The insurgency in Iraq is destined to get worse. A recent National Intelligence Estimate states: "The Iraq conflict has become the 'cause célèbre' for jihadists, breeding a deep resentment of US involvement in the Muslim world, and cultivating supporters for the global jihadist movement."
The catch is how to bring about a "transition" at the helm of power in Baghdad given that there are elected representatives of the people in power in Iraq who into being under the initiative of the very same US administration which is now said to be seeking a way to have an autocrat to take the reins.
Different Iraqi groups have tasted power for the first time in their existence and they would fight tooth and nail against any move to deprive them of their newfound authority and clout. First and foremost among those to resist the idea would be the Shiites, who, by virtue of their majority in the population, are today in charge of key affairs of the state.
That is where the rumours of an impending "coup" in Baghdad come into play.

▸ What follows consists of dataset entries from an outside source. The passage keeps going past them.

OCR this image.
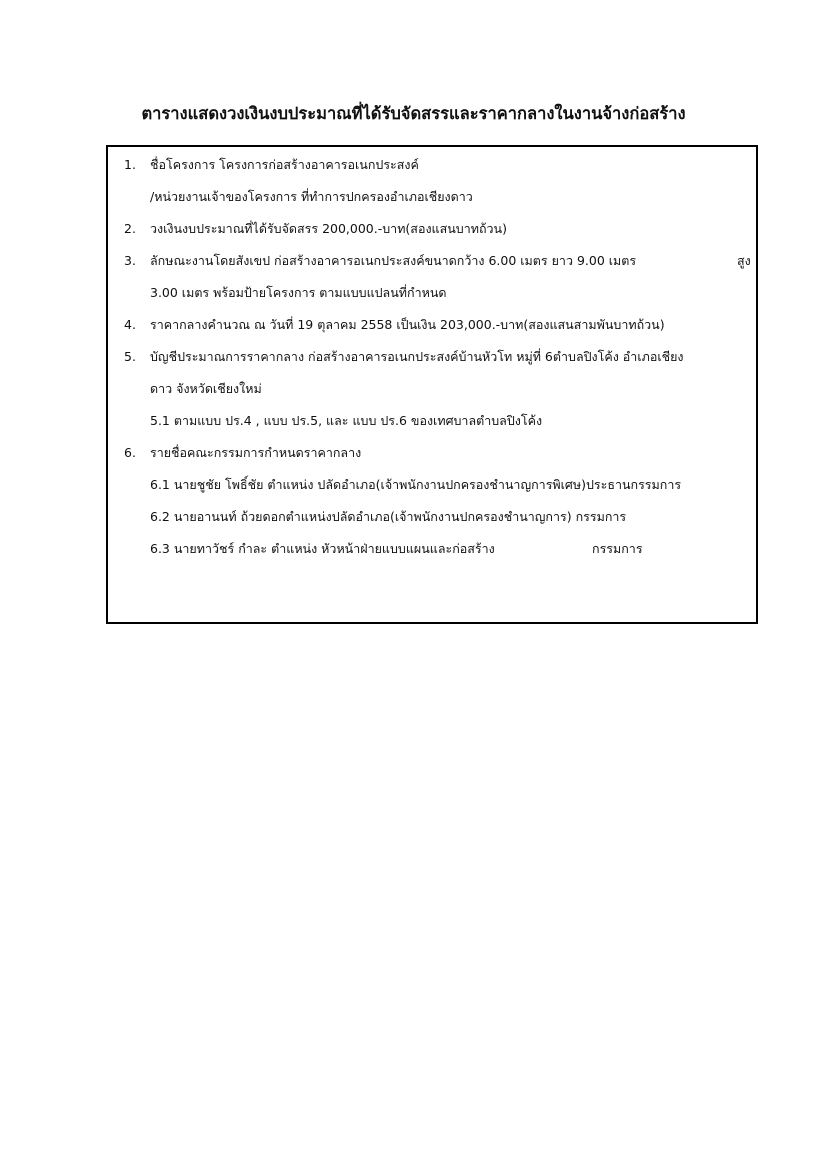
ตารางแสดงวงเงินงบประมาณที่ได้รับจัดสรรและราคากลางในงานจ้างก่อสร้าง
1. ชื่อโครงการ โครงการก่อสร้างอาคารอเนกประสงค์
/หน่วยงานเจ้าของโครงการ ที่ทำการปกครองอำเภอเชียงดาว
2. วงเงินงบประมาณที่ได้รับจัดสรร 200,000.-บาท(สองแสนบาทถ้วน)
3. ลักษณะงานโดยสังเขป ก่อสร้างอาคารอเนกประสงค์ขนาดกว้าง 6.00 เมตร ยาว 9.00 เมตร	สูง
3.00 เมตร พร้อมป้ายโครงการ ตามแบบแปลนที่กำหนด
4. ราคากลางคำนวณ ณ วันที่ 19 ตุลาคม 2558 เป็นเงิน 203,000.-บาท(สองแสนสามพันบาทถ้วน)
5. บัญชีประมาณการราคากลาง ก่อสร้างอาคารอเนกประสงค์บ้านหัวโท หมู่ที่ 6ตำบลปิงโค้ง อำเภอเชียง
ดาว จังหวัดเชียงใหม่
5.1 ตามแบบ ปร.4 , แบบ ปร.5, และ แบบ ปร.6 ของเทศบาลตำบลปิงโค้ง
6. รายชื่อคณะกรรมการกำหนดราคากลาง
6.1 นายชูชัย โพธิ์ชัย ตำแหน่ง ปลัดอำเภอ(เจ้าพนักงานปกครองชำนาญการพิเศษ)ประธานกรรมการ
6.2 นายอานนท์ ถ้วยดอกตำแหน่งปลัดอำเภอ(เจ้าพนักงานปกครองชำนาญการ) กรรมการ
6.3 นายทาวัชร์ กำละ ตำแหน่ง หัวหน้าฝ่ายแบบแผนและก่อสร้าง	กรรมการ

Critics accuse the Bush administration of spreading the rumours ahead of actually stage-managing a coup and imposing on the Iraqis a dictator more brutal and ruthless than Saddam Hussein himself.

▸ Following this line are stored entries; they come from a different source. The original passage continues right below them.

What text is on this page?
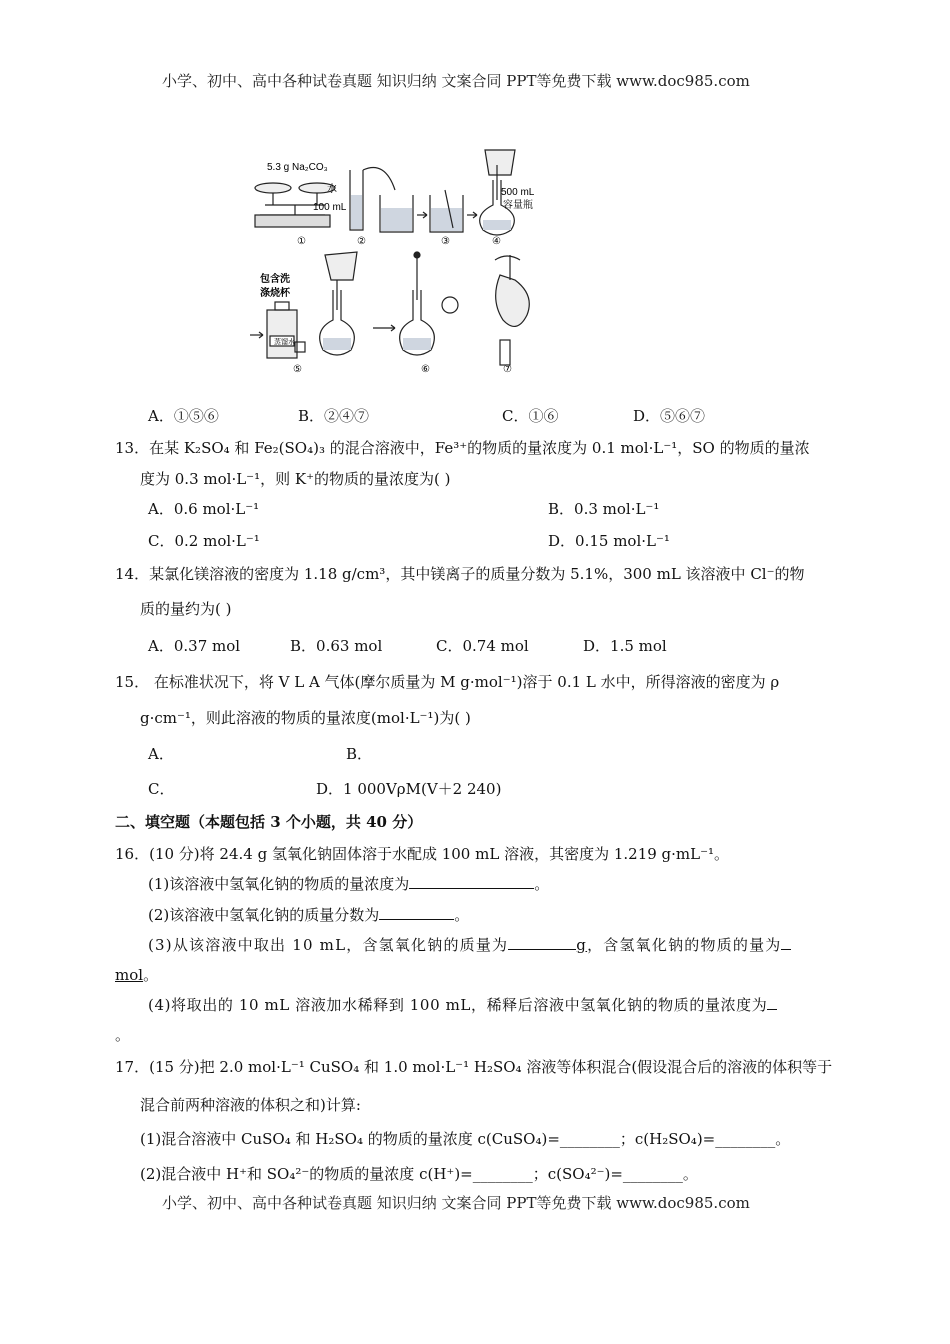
小学、初中、高中各种试卷真题 知识归纳 文案合同 PPT等免费下载 www.doc985.com
5.3 g Na₂CO₃
水
100 mL
500 mL
容量瓶
包含洗
涤烧杯
蒸馏水
①	②	③	④
⑤	⑥	⑦
A．①⑤⑥	B．②④⑦	C．①⑥	D．⑤⑥⑦
13．在某 K₂SO₄ 和 Fe₂(SO₄)₃ 的混合溶液中，Fe³⁺的物质的量浓度为 0.1 mol·L⁻¹，SO 的物质的量浓
度为 0.3 mol·L⁻¹，则 K⁺的物质的量浓度为( )
A．0.6 mol·L⁻¹	B．0.3 mol·L⁻¹
C．0.2 mol·L⁻¹	D．0.15 mol·L⁻¹
14．某氯化镁溶液的密度为 1.18 g/cm³，其中镁离子的质量分数为 5.1%，300 mL 该溶液中 Cl⁻的物
质的量约为( )
A．0.37 mol	B．0.63 mol	C．0.74 mol	D．1.5 mol
15． 在标准状况下，将 V L A 气体(摩尔质量为 M g·mol⁻¹)溶于 0.1 L 水中，所得溶液的密度为 ρ
g·cm⁻¹，则此溶液的物质的量浓度(mol·L⁻¹)为( )
A．	B．
C．	D．1 000VρM(V＋2 240)
二、填空题（本题包括 3 个小题，共 40 分）
16．(10 分)将 24.4 g 氢氧化钠固体溶于水配成 100 mL 溶液，其密度为 1.219 g·mL⁻¹。
(1)该溶液中氢氧化钠的物质的量浓度为	。
(2)该溶液中氢氧化钠的质量分数为	。
(3)从该溶液中取出 10 mL，含氢氧化钠的质量为	g，含氢氧化钠的物质的量为
mol。
(4)将取出的 10 mL 溶液加水稀释到 100 mL，稀释后溶液中氢氧化钠的物质的量浓度为
。
17．(15 分)把 2.0 mol·L⁻¹ CuSO₄ 和 1.0 mol·L⁻¹ H₂SO₄ 溶液等体积混合(假设混合后的溶液的体积等于
混合前两种溶液的体积之和)计算:
(1)混合溶液中 CuSO₄ 和 H₂SO₄ 的物质的量浓度 c(CuSO₄)=________；c(H₂SO₄)=________。
(2)混合液中 H⁺和 SO₄²⁻的物质的量浓度 c(H⁺)=________；c(SO₄²⁻)=________。
小学、初中、高中各种试卷真题 知识归纳 文案合同 PPT等免费下载 www.doc985.com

That the talk about the purported plan is growing and spreading among American strategists, analysts, observers, military experts and media indicates that someone, somewhere in a position that matters should have considered it and discussed it.
The proposal, according to those who propogate it, involves replacing the current government of Prime Minister Nouri Al Maliki with a five-member panel includinge top Iraqi military officers and headed by an Iraqi who could be relied upon to reinstate a Saddam-style regime in all but name. The proposed five-man "ruling commission" will suspend parliament, declare martial law, and call back some officers of the old Iraqi army" and follow a "shoot-first" policy throughout the country.
Indeed, there are many if and buts that make the proposal preposterous and unconvincing. Perhaps it could even be a trial balloon being floated to test the waters and there might be no substance wahtsover to it.
At the same time, the general assumption is that the US is desparate to find a way out of the Iraq crisis and therefore it is ready consider any idea, however wild and impossible it might sound.
If indeed that is the level of bankruptcy of ideas prevalent in the corridors of power in Washington over how to deal with Iraq, then the total collapse and disintegration of Iraq as a state is not far into the future.
And, if indeed the US is inclined to restore a Saddam-style regime in Baghdad as a way out of the crisis, Washington does not have to look for an imitation — the original is very much available and that too in US custody awaiting his fate.